Wednesday, June 15, 2011
Game 7: A referendum on Luongo
What makes the meltdown in Boston on Monday more troubling was that it came after a shutout in Game 5, which should have been a sign he was going back into form. Yes, Games 3 and 4 were horrible, but you could see it as an aberration, because even the best goaltenders have their moments. However, you expected him to rebound and regain his form, where, at worst, he could have lost Game 6 but kept the Canucks in the game. His meltdown suggests that at the most important position, Vancouver simply cannot have confidence.
This is why he has to win Game 7 or else he’ll have played his last game as a Canuck.
Yes, I said it- if Luongo loses, there’s no justification for keeping him in Vancouver. There’s no middle ground here- no “he stopped 70 of 71 shots in a heartbreaking quadruple overtime loss.” No, a loss is a loss- he has to win, or else he’s out.

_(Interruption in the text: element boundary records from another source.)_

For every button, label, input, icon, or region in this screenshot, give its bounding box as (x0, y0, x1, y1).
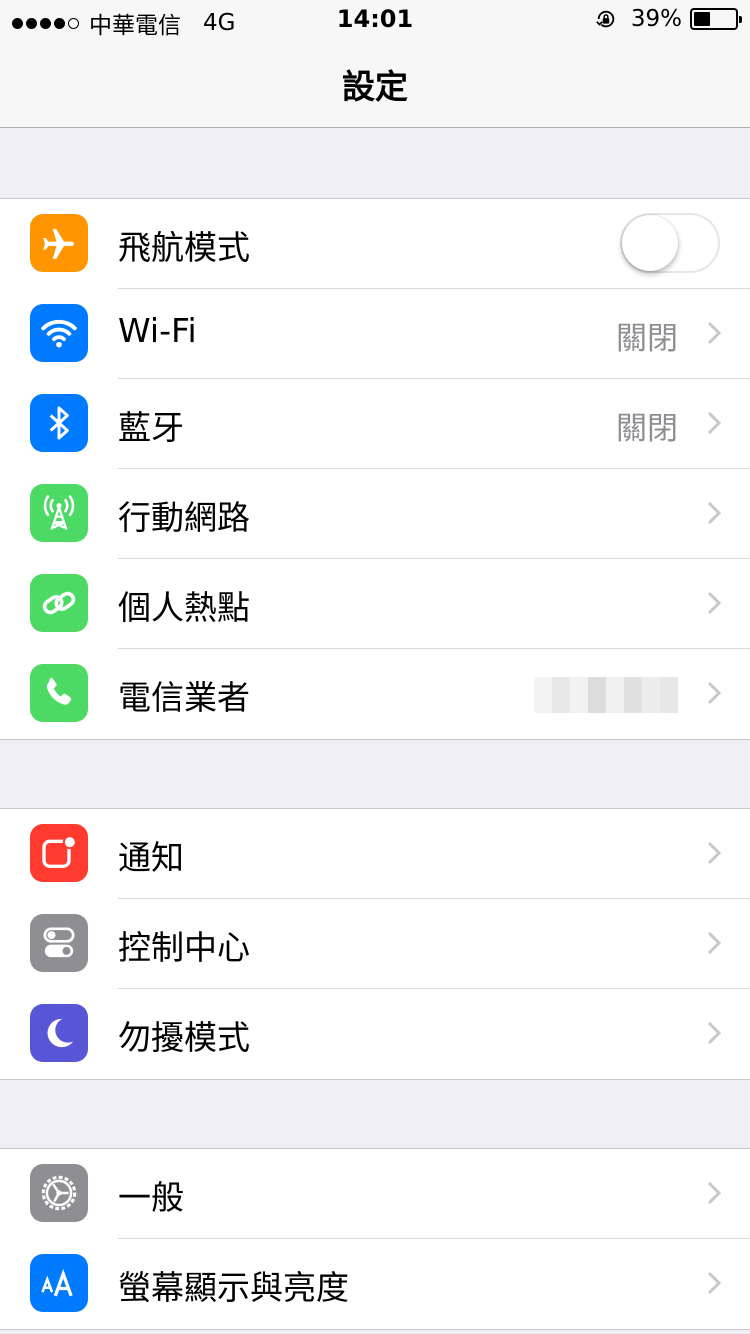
status-bar: 中華電信 4G 14:01 39% (0, 0, 750, 40)
row-carrier[interactable]: 電信業者 (0, 649, 750, 739)
moon-icon (30, 1004, 88, 1062)
row-notifications[interactable]: 通知 (0, 809, 750, 899)
chevron-right-icon (707, 321, 722, 345)
settings-group-notifications: 通知 控制中心 勿擾模式 (0, 808, 750, 1080)
navigation-bar: 設定 (0, 40, 750, 128)
row-label: Wi-Fi (118, 311, 197, 350)
chevron-right-icon (707, 501, 722, 525)
row-label: 藍牙 (118, 408, 184, 447)
battery-icon (690, 8, 742, 30)
text-size-icon (30, 1254, 88, 1312)
wifi-icon (30, 304, 88, 362)
row-cellular[interactable]: 行動網路 (0, 469, 750, 559)
chevron-right-icon (707, 1181, 722, 1205)
gear-icon (30, 1164, 88, 1222)
chevron-right-icon (707, 681, 722, 705)
row-label: 螢幕顯示與亮度 (118, 1268, 349, 1307)
bluetooth-icon (30, 394, 88, 452)
control-center-icon (30, 914, 88, 972)
row-label: 通知 (118, 838, 184, 877)
rotation-lock-icon (596, 10, 615, 28)
row-label: 行動網路 (118, 498, 250, 537)
chevron-right-icon (707, 1271, 722, 1295)
hotspot-chain-icon (30, 574, 88, 632)
row-label: 勿擾模式 (118, 1018, 250, 1057)
settings-group-general: 一般 螢幕顯示與亮度 (0, 1148, 750, 1330)
row-label: 一般 (118, 1178, 184, 1217)
row-wifi[interactable]: Wi-Fi 關閉 (0, 289, 750, 379)
settings-group-connectivity: 飛航模式 Wi-Fi 關閉 藍牙 關閉 行動網路 個人熱點 電信業者 (0, 198, 750, 740)
airplane-mode-toggle[interactable] (620, 213, 720, 273)
chevron-right-icon (707, 841, 722, 865)
battery-percent: 39% (630, 6, 682, 32)
status-right: 39% (595, 6, 742, 32)
row-display-brightness[interactable]: 螢幕顯示與亮度 (0, 1239, 750, 1329)
phone-icon (30, 664, 88, 722)
row-control-center[interactable]: 控制中心 (0, 899, 750, 989)
row-general[interactable]: 一般 (0, 1149, 750, 1239)
toggle-knob (622, 215, 678, 271)
row-label: 電信業者 (118, 678, 250, 717)
row-personal-hotspot[interactable]: 個人熱點 (0, 559, 750, 649)
row-label: 控制中心 (118, 928, 250, 967)
airplane-icon (30, 214, 88, 272)
chevron-right-icon (707, 411, 722, 435)
row-bluetooth[interactable]: 藍牙 關閉 (0, 379, 750, 469)
carrier-value-obscured (534, 677, 678, 713)
row-airplane-mode: 飛航模式 (0, 199, 750, 289)
row-do-not-disturb[interactable]: 勿擾模式 (0, 989, 750, 1079)
chevron-right-icon (707, 1021, 722, 1045)
row-value: 關閉 (616, 321, 678, 357)
chevron-right-icon (707, 931, 722, 955)
row-label: 飛航模式 (118, 228, 250, 267)
page-title: 設定 (342, 67, 408, 106)
notifications-icon (30, 824, 88, 882)
cellular-antenna-icon (30, 484, 88, 542)
row-value: 關閉 (616, 411, 678, 447)
chevron-right-icon (707, 591, 722, 615)
row-label: 個人熱點 (118, 588, 250, 627)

The reasoning is very simple- when the Canucks need him most, Luongo has choked. Badly. Not just in this playoff- in each of his previous four seasons with the Canucks, when Luongo needs to be at his best, he has been at his worst, and a fifth straight season of misery would be proof enough that he just can’t be the goaltender Vancouver can rely on for postseason success.
Luongo’s problems began in 2007, when the Canucks drew the eventual Stanley Cup champion Anaheim Ducks. While his play wasn’t as bad as it would be in later years, Luongo still found a way to struggle against Anaheim, posting considerably lower save percentages and GAA at home against the Ducks (.889, 2.99 GAA) than on the road (.947, 1.93). Not surprisingly Vancouver lost both games at home against the Ducks, including Game 4 where the Canucks blew a 2-0 lead in the game en route to a loss in overtime, putting Vancouver in a 1-3 hole that they couldn’t recover from. A year later, Luongo would win just once in his final eight starts to send Vancouver spiraling out of the playoffs altogether.
The problems picked up steam once Vancouver got matched up with its nemesis, the Chicago Blackhawks, in 2009 and 2010. The story is oft-repeated: after successful first round series, Luongo followed it up with a dramatically lower level of play against Chicago. In 2009, Luongo’s GAA was almost two and a half goals higher (3.51 vs. 1.15) against Chicago than it was against his first round opponent, the St. Louis Blues; with that series highlighted by the Game 6 collapse where Luongo failed to maintain two late Canucks leads in allowing seven goals on 28 shots (0.750 save percentage) throughout the game. In 2010, the Blackhawks just shelled Luongo all series long, especially at home where Luongo couldn’t buy a win or a save, where he posted a .845 save percentage and a 5.38 GAA in all three Vancouver losses.
Now, the Canucks have this, where it’s Boston’s turn to bombard Luongo. It’s getting to be a familiar sense of “déjà-vu” all over again for Vancouver, and this time it’s just one heartache too many. No team can expect to win when their goaltender provides numbers like that, so Luongo shouldn’t get a free pass from the Canucks- especially when his poor performances have come so consistently.
Yes, you could say that this season is different because Luongo has at least led the Canucks to the Cup Final, two rounds better than he’d done previously. Normally, I’d be inclined to agree, but this time I can’t. This isn’t a Vancouver team that’s “in the pack” that Luongo navigated through the woods to this point, this is a Vancouver team that overwhelmingly won the President’s Trophy and looked like world beaters throughout the season. If Vancouver loses Game 7, it wouldn’t be a series that the Canucks “could have won but didn’t”- this was a series they were “supposed to win”, the kind of win where you don’t question “if” it’ll come, just “when”. Just for Luongo to lose under those circumstances would be inexcusable, let alone have the worst games of your career.
Besides, how many more times does Luongo have to play poorly in the clutch before people start realizing he’s the problem?
All of this will be moot if Luongo leads the Canucks to Stanley Cup glory on Wednesday night. Then, we can assume that he really has chased the demons and become the big-money goaltender he’s been positioned to be. If he loses, it’ll be another choke in a long list of chokes, the pervasiveness of which being a clear indicator that he isn’t the playoff-level goaltender the Canucks truly need. If the pressure of Game 7 wasn’t bad enough for Luongo, he’ll have to contend with knowing his future hangs in the balance with this game.
It’s said that you make a name for yourself most in the playoffs. Now it’s time for Roberto Luongo to make it count.